Software companies must continually innovate, adding functionality, features and value, lest more nimble competitors overtake them. One critical competitive vector has become the extent to which software companies embed analytics into applications.
The latest State of Embedded Analytics Report (Logi Analytics) shows that software companies credit embedded analytics with dramatic improvements in win rates and reductions in customer turnover. 71% of respondents attribute increased revenue to embedded analytics features, and 62% report that adding embedded analytics to applications has improved their ability to differentiate themselves against the competition. That differentiation is apparent in the bottom-line sales: 68% of responding software companies charge more for their products specifically because they have invested in embedded analytics.
Companies have traditionally used business intelligence (BI) tools to inform strategic and operational decisions, pulling and sometimes correlating insights from multiple data sources. But sometimes BI has occupied a silo of its own. At best, this has meant that users must set aside time to pull reports from increasingly monolithic BI platforms. At some companies, entire departments have grown around BI software, contributing to the disconnect between the need for information and its provision.
For example, a salesperson wants to know which factors help close deals and which are a waste of time. Under the traditional model, they set aside the business application through which they generate sales and query the BI platform. They export the results of their BI queries and spend some time reworking them into a format they can easily consult when they’re able to return to their business application. Armed with some combination of PDFs and spreadsheets, and wishing their laptops supported four monitors, they’re finally able to bring BI to bear on the business of generating sales.
A generation ago, this scenario represented the cutting edge, but that’s no longer the case. Today’s most forward-thinking companies expect employees to make data-driven decisions and to produce quantifiable results. Toward that end, companies across all industries now rely on tools that embed BI directly within commonly used applications for improved employee efficiency.
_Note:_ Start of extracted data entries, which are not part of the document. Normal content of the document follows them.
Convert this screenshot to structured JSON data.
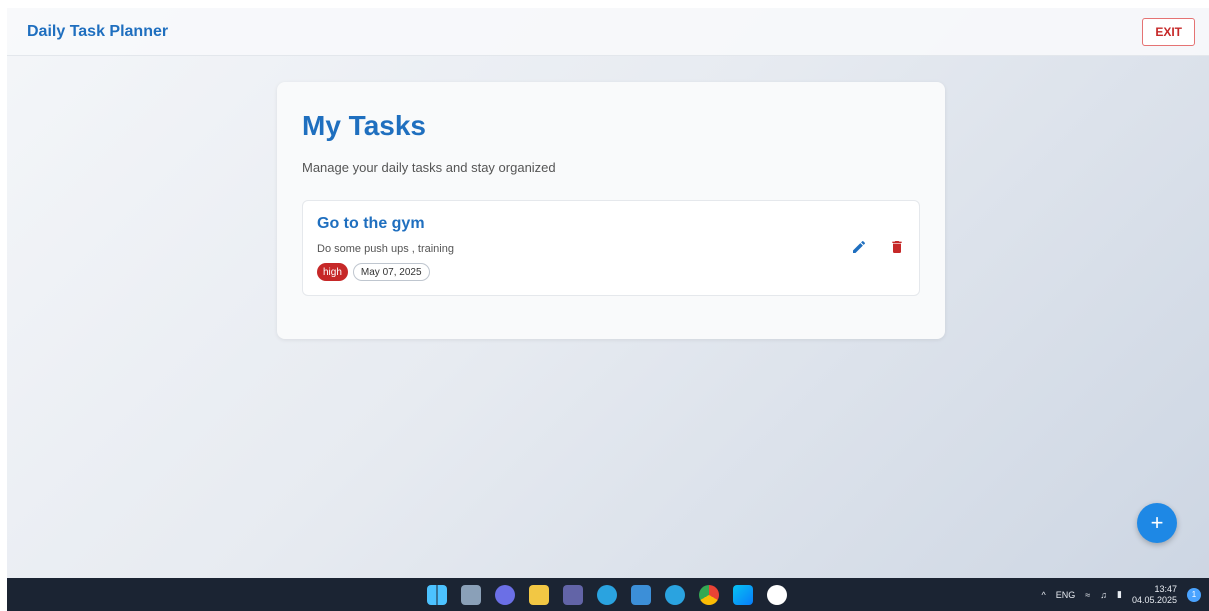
{
  "appbar": {
    "title": "Daily Task Planner",
    "exit_label": "EXIT"
  },
  "main": {
    "title": "My Tasks",
    "subtitle": "Manage your daily tasks and stay organized",
    "tasks": [
      {
        "title": "Go to the gym",
        "description": "Do some push ups , training",
        "priority": "high",
        "date": "May 07, 2025"
      }
    ]
  },
  "fab": {
    "label": "+"
  },
  "taskbar": {
    "tray_language": "ENG",
    "time": "13:47",
    "date": "04.05.2025",
    "notification_count": "1"
  },
  "colors": {
    "accent": "#1f6fbf",
    "danger": "#c62828",
    "fab": "#1e88e5",
    "taskbar": "#1b2433"
  }
}
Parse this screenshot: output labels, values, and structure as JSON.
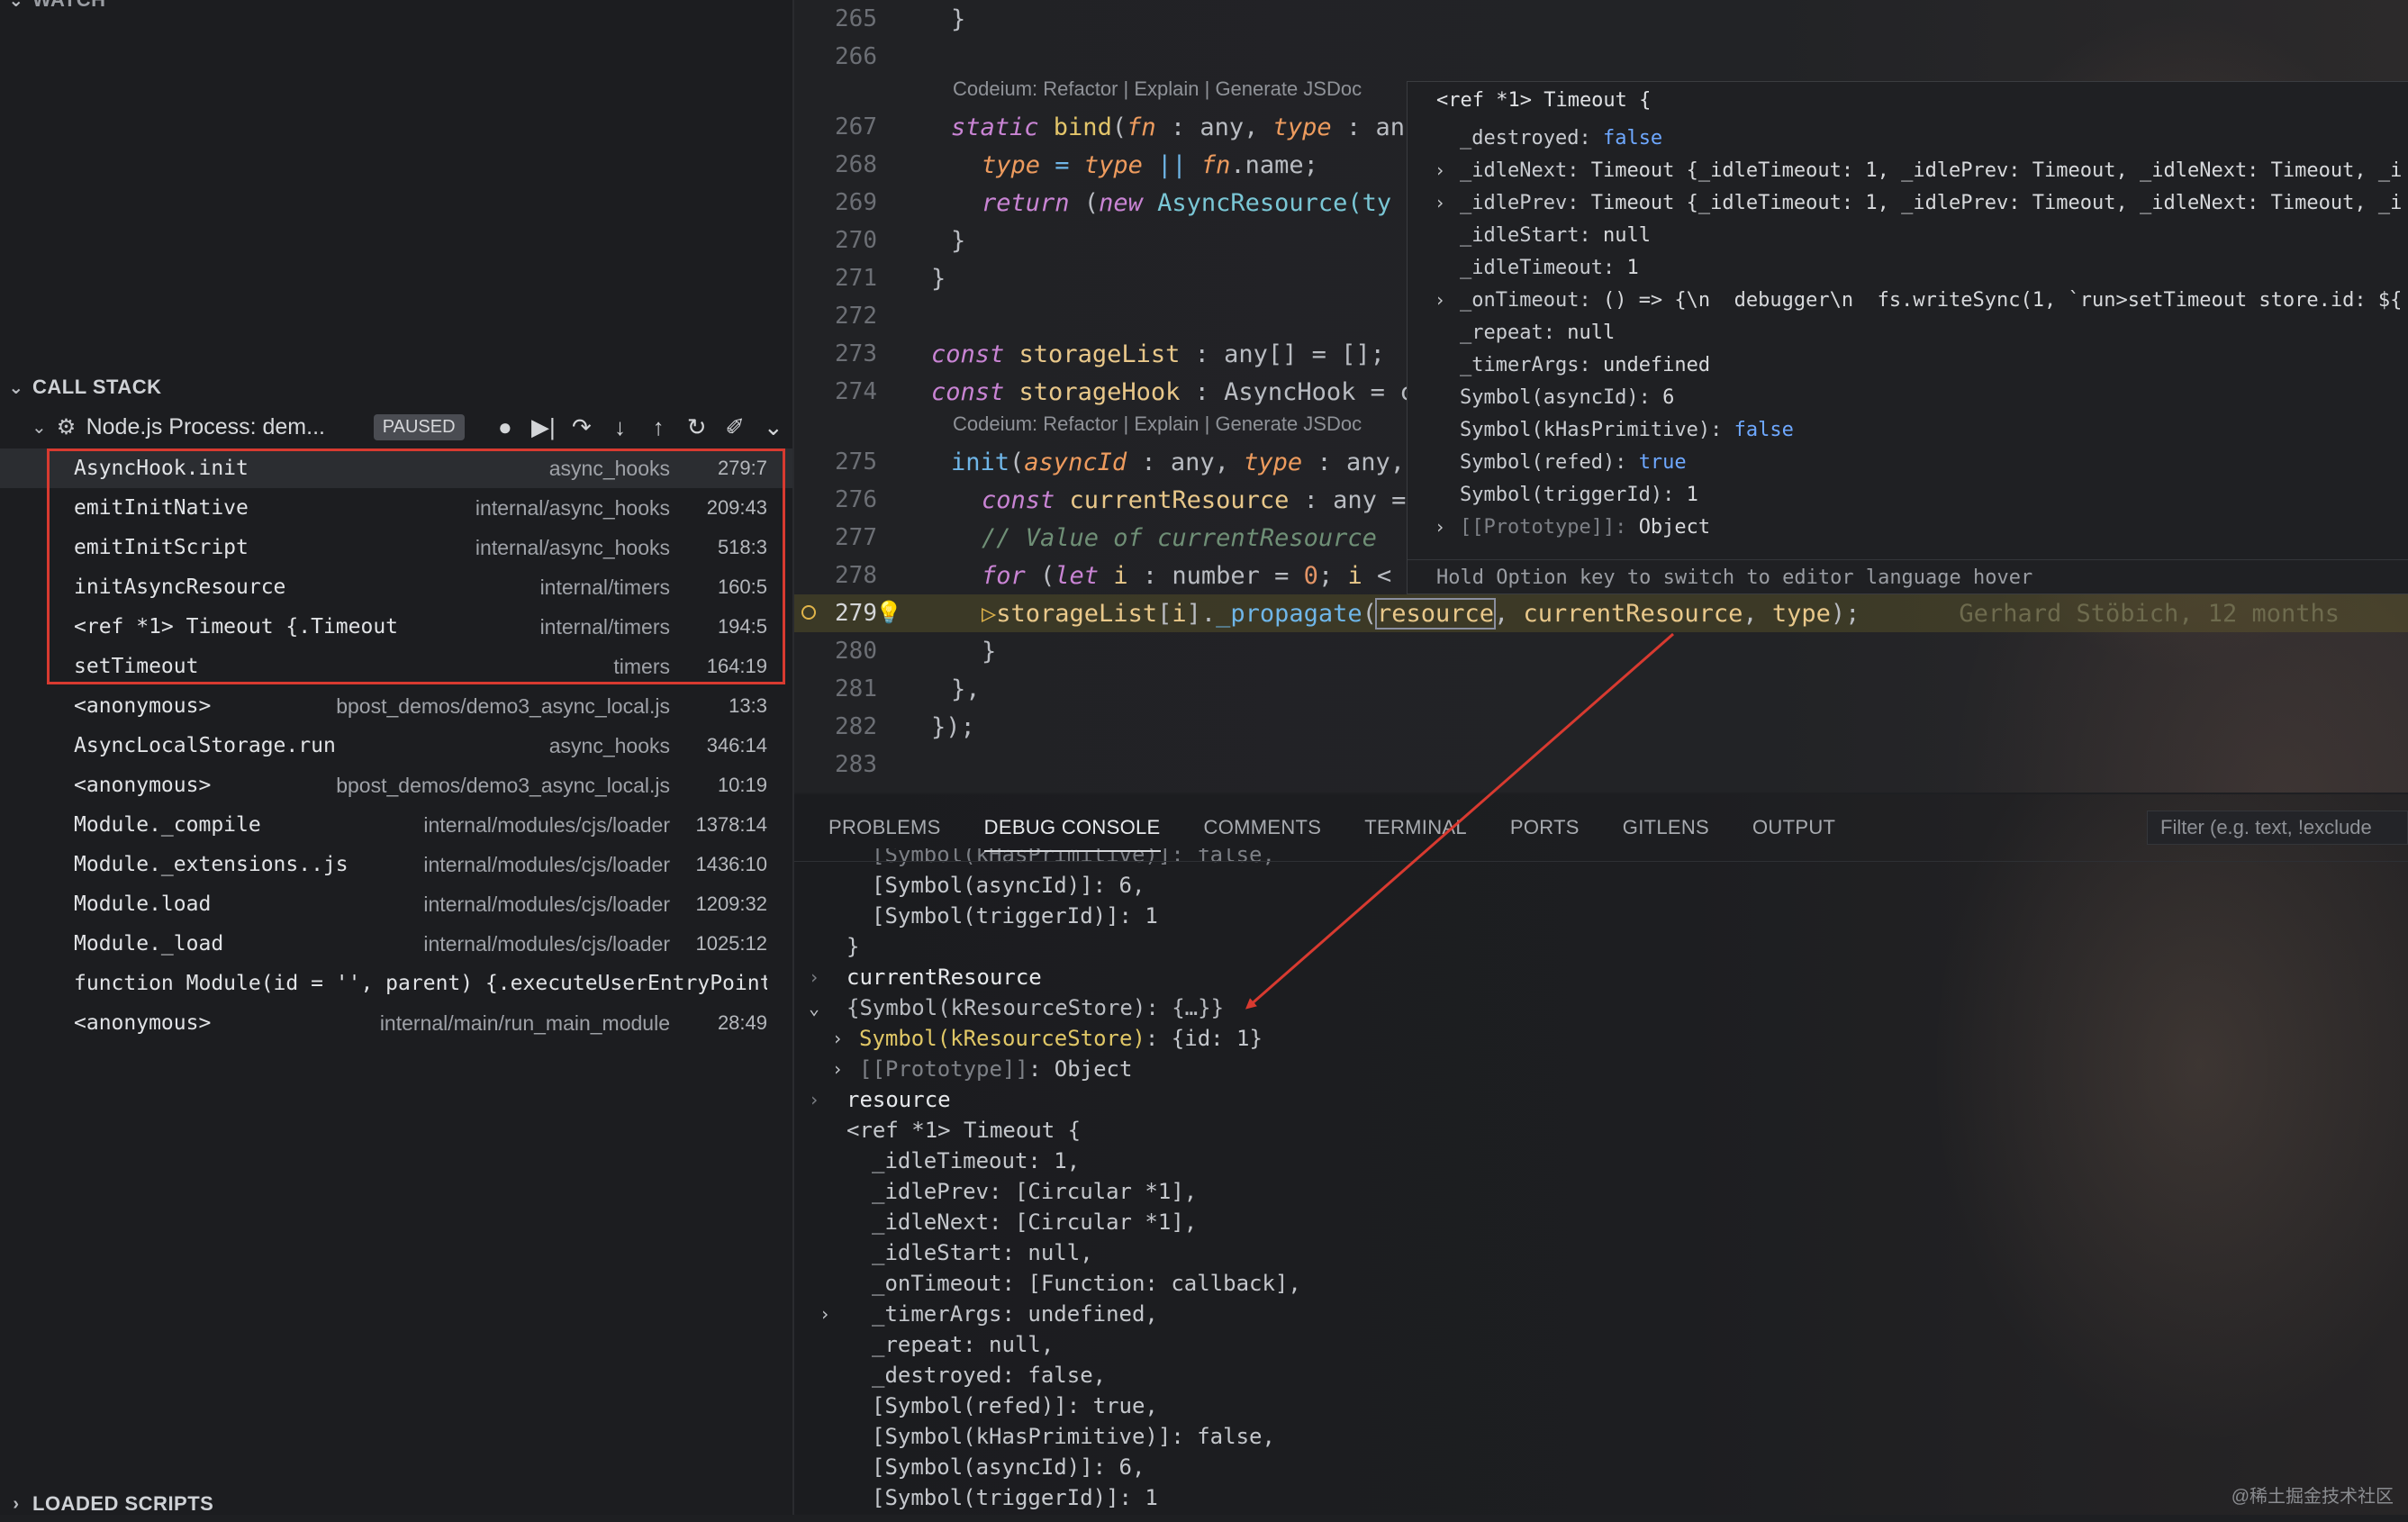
{
  "sidebar": {
    "watch_label": "WATCH",
    "callstack_label": "CALL STACK",
    "loaded_scripts_label": "LOADED SCRIPTS",
    "process_name": "Node.js Process: dem...",
    "status_badge": "PAUSED",
    "frames": [
      {
        "fn": "AsyncHook.init",
        "src": "async_hooks",
        "pos": "279:7"
      },
      {
        "fn": "emitInitNative",
        "src": "internal/async_hooks",
        "pos": "209:43"
      },
      {
        "fn": "emitInitScript",
        "src": "internal/async_hooks",
        "pos": "518:3"
      },
      {
        "fn": "initAsyncResource",
        "src": "internal/timers",
        "pos": "160:5"
      },
      {
        "fn": "<ref *1> Timeout {.Timeout",
        "src": "internal/timers",
        "pos": "194:5"
      },
      {
        "fn": "setTimeout",
        "src": "timers",
        "pos": "164:19"
      },
      {
        "fn": "<anonymous>",
        "src": "bpost_demos/demo3_async_local.js",
        "pos": "13:3"
      },
      {
        "fn": "AsyncLocalStorage.run",
        "src": "async_hooks",
        "pos": "346:14"
      },
      {
        "fn": "<anonymous>",
        "src": "bpost_demos/demo3_async_local.js",
        "pos": "10:19"
      },
      {
        "fn": "Module._compile",
        "src": "internal/modules/cjs/loader",
        "pos": "1378:14"
      },
      {
        "fn": "Module._extensions..js",
        "src": "internal/modules/cjs/loader",
        "pos": "1436:10"
      },
      {
        "fn": "Module.load",
        "src": "internal/modules/cjs/loader",
        "pos": "1209:32"
      },
      {
        "fn": "Module._load",
        "src": "internal/modules/cjs/loader",
        "pos": "1025:12"
      },
      {
        "fn": "function Module(id = '', parent) {.executeUserEntryPoint",
        "src": "",
        "pos": ""
      },
      {
        "fn": "<anonymous>",
        "src": "internal/main/run_main_module",
        "pos": "28:49"
      }
    ]
  },
  "editor": {
    "line_numbers": [
      "265",
      "266",
      "267",
      "268",
      "269",
      "270",
      "271",
      "272",
      "273",
      "274",
      "275",
      "276",
      "277",
      "278",
      "279",
      "280",
      "281",
      "282",
      "283"
    ],
    "codelens": "Codeium: Refactor | Explain | Generate JSDoc",
    "lines": {
      "l265": "}",
      "l267_a": "static ",
      "l267_b": "bind",
      "l267_c": "(",
      "l267_d": "fn",
      "l267_e": " : any, ",
      "l267_f": "type",
      "l267_g": " : an",
      "l268_a": "type",
      "l268_b": " = ",
      "l268_c": "type",
      "l268_d": " || ",
      "l268_e": "fn",
      "l268_f": ".name;",
      "l269_a": "return ",
      "l269_b": "(",
      "l269_c": "new ",
      "l269_d": "AsyncResource",
      "l269_e": "(ty",
      "l270": "}",
      "l271": "}",
      "l273_a": "const ",
      "l273_b": "storageList",
      "l273_c": " : any[] = [];",
      "l274_a": "const ",
      "l274_b": "storageHook",
      "l274_c": " : AsyncHook = c",
      "l275_a": "init",
      "l275_b": "(",
      "l275_c": "asyncId",
      "l275_d": " : any, ",
      "l275_e": "type",
      "l275_f": " : any,",
      "l276_a": "const ",
      "l276_b": "currentResource",
      "l276_c": " : any =",
      "l277": "// Value of currentResource",
      "l278_a": "for ",
      "l278_b": "(",
      "l278_c": "let ",
      "l278_d": "i",
      "l278_e": " : number = ",
      "l278_f": "0",
      "l278_g": "; ",
      "l278_h": "i",
      "l278_i": " <",
      "l279_a": "storageList",
      "l279_b": "[",
      "l279_c": "i",
      "l279_d": "].",
      "l279_e": "_propagate",
      "l279_f": "(",
      "l279_g": "resource",
      "l279_h": ", ",
      "l279_i": "currentResource",
      "l279_j": ", ",
      "l279_k": "type",
      "l279_l": ");",
      "l279_blame": "Gerhard Stöbich, 12 months",
      "l280": "}",
      "l281": "},",
      "l282": "});"
    }
  },
  "hover": {
    "title": "<ref *1> Timeout {",
    "rows": [
      {
        "twisty": "",
        "key": "_destroyed: ",
        "val": "false",
        "kind": "bool"
      },
      {
        "twisty": "›",
        "key": "_idleNext: ",
        "val": "Timeout {_idleTimeout: 1, _idlePrev: Timeout, _idleNext: Timeout, _i",
        "kind": "plain"
      },
      {
        "twisty": "›",
        "key": "_idlePrev: ",
        "val": "Timeout {_idleTimeout: 1, _idlePrev: Timeout, _idleNext: Timeout, _i",
        "kind": "plain"
      },
      {
        "twisty": "",
        "key": "_idleStart: ",
        "val": "null",
        "kind": "plain"
      },
      {
        "twisty": "",
        "key": "_idleTimeout: ",
        "val": "1",
        "kind": "plain"
      },
      {
        "twisty": "›",
        "key": "_onTimeout: ",
        "val": "() => {\\n  debugger\\n  fs.writeSync(1, `run>setTimeout store.id: ${",
        "kind": "plain"
      },
      {
        "twisty": "",
        "key": "_repeat: ",
        "val": "null",
        "kind": "plain"
      },
      {
        "twisty": "",
        "key": "_timerArgs: ",
        "val": "undefined",
        "kind": "plain"
      },
      {
        "twisty": "",
        "key": "Symbol(asyncId): ",
        "val": "6",
        "kind": "plain"
      },
      {
        "twisty": "",
        "key": "Symbol(kHasPrimitive): ",
        "val": "false",
        "kind": "bool"
      },
      {
        "twisty": "",
        "key": "Symbol(refed): ",
        "val": "true",
        "kind": "bool"
      },
      {
        "twisty": "",
        "key": "Symbol(triggerId): ",
        "val": "1",
        "kind": "plain"
      },
      {
        "twisty": "›",
        "key": "[[Prototype]]: ",
        "val": "Object",
        "kind": "proto"
      }
    ],
    "footer": "Hold Option key to switch to editor language hover"
  },
  "panel": {
    "tabs": [
      "PROBLEMS",
      "DEBUG CONSOLE",
      "COMMENTS",
      "TERMINAL",
      "PORTS",
      "GITLENS",
      "OUTPUT"
    ],
    "active_tab": "DEBUG CONSOLE",
    "filter_placeholder": "Filter (e.g. text, !exclude",
    "console": {
      "top_cut": "[Symbol(kHasPrimitive)]: false,",
      "a1": "[Symbol(asyncId)]: 6,",
      "a2": "[Symbol(triggerId)]: 1",
      "a3": "}",
      "cr_label": "currentResource",
      "cr_obj": "{Symbol(kResourceStore): {…}}",
      "cr_sym": "Symbol(kResourceStore)",
      "cr_sym_val": ": {id: 1}",
      "cr_proto": "[[Prototype]]",
      "cr_proto_val": ": Object",
      "res_label": "resource",
      "r0": "<ref *1> Timeout {",
      "r1": "_idleTimeout: 1,",
      "r2": "_idlePrev: [Circular *1],",
      "r3": "_idleNext: [Circular *1],",
      "r4": "_idleStart: null,",
      "r5": "_onTimeout: [Function: callback],",
      "r6": "_timerArgs: undefined,",
      "r7": "_repeat: null,",
      "r8": "_destroyed: false,",
      "r9": "[Symbol(refed)]: true,",
      "r10": "[Symbol(kHasPrimitive)]: false,",
      "r11": "[Symbol(asyncId)]: 6,",
      "r12": "[Symbol(triggerId)]: 1"
    }
  },
  "watermark": "@稀土掘金技术社区",
  "colors": {
    "highlight_box": "#d83a30",
    "annotation_arrow": "#d83a30",
    "accent_bool": "#6ea8ff"
  }
}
The ability to visualize pertinent real-time data allows personnel in logistics, finance, sales and management to make better-informed, more profitable decisions more quickly and confidently than ever. Embedded analytics also allows more granular analytics at the functional level than traditional horizontal BI tools.
Some companies begin with tepid efforts toward embedding analytics that barely seem worthy of the term. Analytics can be embedded in three ways, not all of them terribly effectively:
- Separate reporting applications are embedded only to the extent that they’re able to share screen space—often uncomfortably—with business applications. Although they are simpler to use than full BI platforms, reporting applications fail to resolve the drawbacks of traditional BI silos.
- IFrames (inline Frames) are a slightly more advanced way to integrate data visualization tools into web-based business applications. IFrames are generated by discrete code unrelated to the web pages in which they appear; this renders them largely static and incapable of adjustment. Worse still, the means by which their code is added to their host pages can create security risks.
- Integrating analytics at the code level allows users to generate BI insights specific to emerging needs, and to apply those insights directly to strategic decisions. This approach conveys BI’s benefits while addressing the limitations of traditional BI silos.
Full code-level integration represents the future for businesses in nearly every industry and is quickly becoming a standard by which potential customers are judging software companies.
For successful software companies, embedded analytics are no longer an exotic added feature. As companies of all kinds increasingly rely on business applications to manage and inform day-to-day tasks, the value of embedded analytics will only grow. Successful software companies understand the dangers of feature creep, and tend to focus on supporting tightly related business functions with each application. Embedded analytics address questions generated across applications—those relating sales and inventory, for example—and present answers in ways that employees working in different roles can act on immediately.
Software companies that fail to meet these expectations are opening the door to their competition.